Rural Gun Rights

The sheriff of rural Liberty County was acquitted this week of falsifying a document in a gun arrest, and the case is a window into the likely outcome of a hearing next week on the stand your ground law.

Liberty County, population just over eight thousand is Florida's smallest county. It's name inspired from our founding fathers. Guns here are a way of life.

Jody Bunkley, a Bristol carpenter, says everyone has a gun.
"Do you own a gun?
Do you hunt and fish?
Do you know anyone that doesn't own a gun?
Not around here, Men anyway."

In June, F-D-L-E arrested Liberty County's Sheriff after he set a man free who been arrested by a deputy for carrying a concealed weapon without a permit.

When prosecutors here asked a jury pool two dozen, how many of you own a gun? Virtually every hand in the room went up.

Thursday, Sheriff Nick Finch was acquitted. He's already back on the job. "I think that in this case, you know, second amendment issues are important, and I believe in the second amendment. I think that, you know, people do have the right to keep, bare arms."

Next week Florida lawmakers hold a “stand your ground hearing”. The committee chairman represents the western Panhandle. He's already vowed not to change even a comma in the law.

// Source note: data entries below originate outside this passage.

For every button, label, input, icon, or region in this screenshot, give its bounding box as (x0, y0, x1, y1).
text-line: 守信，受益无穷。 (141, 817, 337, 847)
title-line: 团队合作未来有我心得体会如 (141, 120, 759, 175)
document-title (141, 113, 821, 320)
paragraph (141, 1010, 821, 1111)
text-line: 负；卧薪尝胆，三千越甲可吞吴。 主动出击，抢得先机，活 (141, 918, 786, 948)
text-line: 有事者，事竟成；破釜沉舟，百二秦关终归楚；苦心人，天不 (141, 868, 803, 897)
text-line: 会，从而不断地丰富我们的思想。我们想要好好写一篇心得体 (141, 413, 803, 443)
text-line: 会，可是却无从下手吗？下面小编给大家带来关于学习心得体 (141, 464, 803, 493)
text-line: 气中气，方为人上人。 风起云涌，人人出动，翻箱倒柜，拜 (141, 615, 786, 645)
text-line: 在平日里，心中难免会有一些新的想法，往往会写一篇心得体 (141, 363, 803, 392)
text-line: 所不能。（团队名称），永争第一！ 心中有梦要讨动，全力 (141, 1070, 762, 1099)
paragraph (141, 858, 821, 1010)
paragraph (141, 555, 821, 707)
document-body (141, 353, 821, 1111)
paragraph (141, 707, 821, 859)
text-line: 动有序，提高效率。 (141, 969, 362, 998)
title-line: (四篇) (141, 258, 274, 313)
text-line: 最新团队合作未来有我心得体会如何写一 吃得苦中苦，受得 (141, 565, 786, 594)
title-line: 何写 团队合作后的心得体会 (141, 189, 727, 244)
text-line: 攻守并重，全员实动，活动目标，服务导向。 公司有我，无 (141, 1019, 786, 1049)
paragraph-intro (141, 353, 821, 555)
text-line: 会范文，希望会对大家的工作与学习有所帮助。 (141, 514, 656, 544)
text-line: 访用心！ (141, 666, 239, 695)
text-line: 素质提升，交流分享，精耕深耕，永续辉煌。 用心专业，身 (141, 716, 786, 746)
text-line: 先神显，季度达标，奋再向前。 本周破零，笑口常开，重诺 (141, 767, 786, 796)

Harold Revell was sheriff here for 24 years, which means he knows his voters. "I didn't worry about people carrying a gun, if you need it you got it."

As for the Sheriff Nick Finch, he thinks stand your ground has been misused, but:
"I'm a supporter in the Stand your ground law."

And the people who elected Finch agree, right down to the jury that concluded the Second Amendment is as much as a way of life in this rural part of the state as anything else.

Governor Rick Scott reinstated Finch a couple of hours after the verdict was read by jurors.